Owen considered the challenges in the army, both in war and the culture, living so far from home for so long.
Tom’s fingers drifted over the jagged scar on his cheek. “I did not intend to stand in the way of the gunfire the day I saved you and Kentworth, but I had to make a decision in the moment, and it was the right one. If I had not pushed you out of the way of the blast, you would probably not be here today, and Kentworth would not have had another year of life.” He swallowed hard, tapping his knee where the amputation had taken place. “I lost some things that day, but I don’t regret taking that leap. I learned much about myself and the ones I love through the challenges I’ve faced over the last two years, Captain, and I am a better man because of them.”
“I didn’t think you’d want me to mention that day.” He hadn’t been sure he’d be invited over the threshold, in all honesty. But to know Tom hadn’t held a grudge these last few years for the losses he’d endured provided Owen an inexplicable relief.
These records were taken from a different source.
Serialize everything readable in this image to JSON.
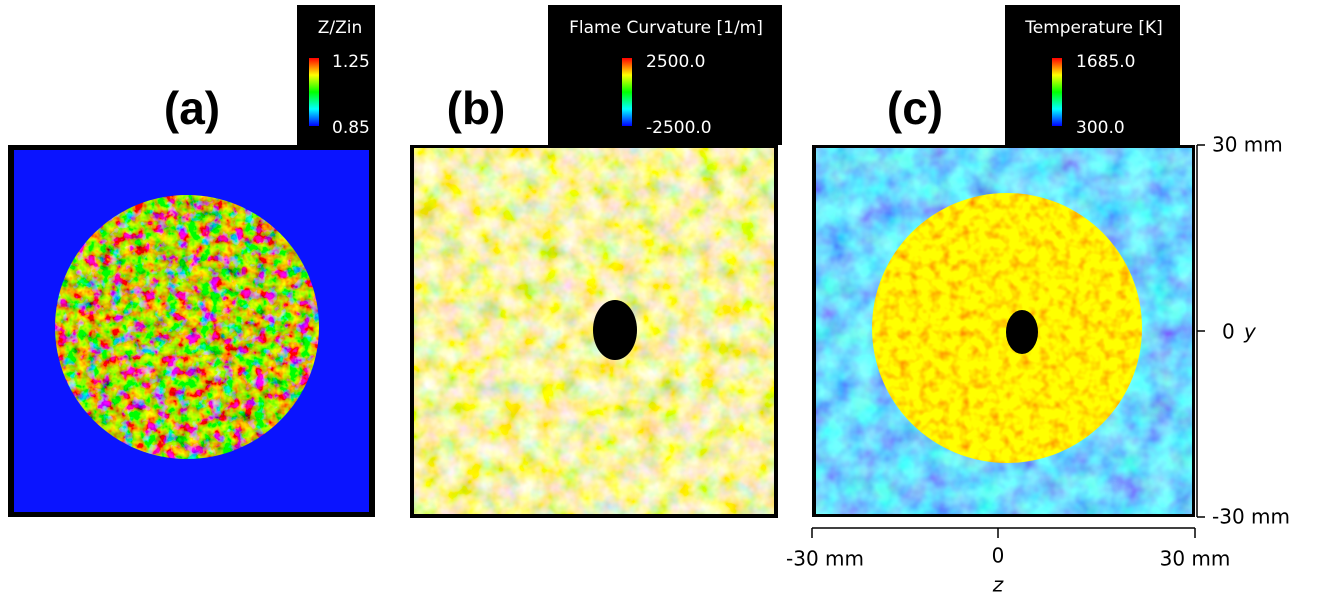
{
  "panels": [
    {
      "label": "(a)",
      "colorbar_title": "Z/Zin",
      "max": "1.25",
      "min": "0.85"
    },
    {
      "label": "(b)",
      "colorbar_title": "Flame Curvature [1/m]",
      "max": "2500.0",
      "min": "-2500.0"
    },
    {
      "label": "(c)",
      "colorbar_title": "Temperature [K]",
      "max": "1685.0",
      "min": "300.0"
    }
  ],
  "y_axis": {
    "label": "y",
    "ticks": [
      "30 mm",
      "0",
      "-30 mm"
    ]
  },
  "x_axis": {
    "label": "z",
    "ticks": [
      "-30 mm",
      "0",
      "30 mm"
    ]
  }
}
“Well, I’m certainly allowed to talk about it.”
Owen laughed. “Very well.” But he quickly sobered. Was Tom correct? Was the challenge worth the possibility of growth? Was talking to Emma worth the risk of another denial?
“So, you did not suffer in my company for half a decade and nearly die only to wither away an old man here.” Tom peered at him closely. “Or maybe what you need is your men behind you. Am I to back you up, then?”
“No. If I’m to do this, I can certainly do so on my own.”
Tom gave one small nod, as though to conveygood soldier. His questioning glance was ripe with curiosity. They’d reached a point where Owen could no longer postpone the inevitable reason for his journey. He pulled the watch from his pocket and dangled it from his hand.
Tom sucked in a breath. “That belongs to Kentworth.”
“He would have wanted you to have it.”
“You were our commanding officer. He left it with you for a reason, Buckley.”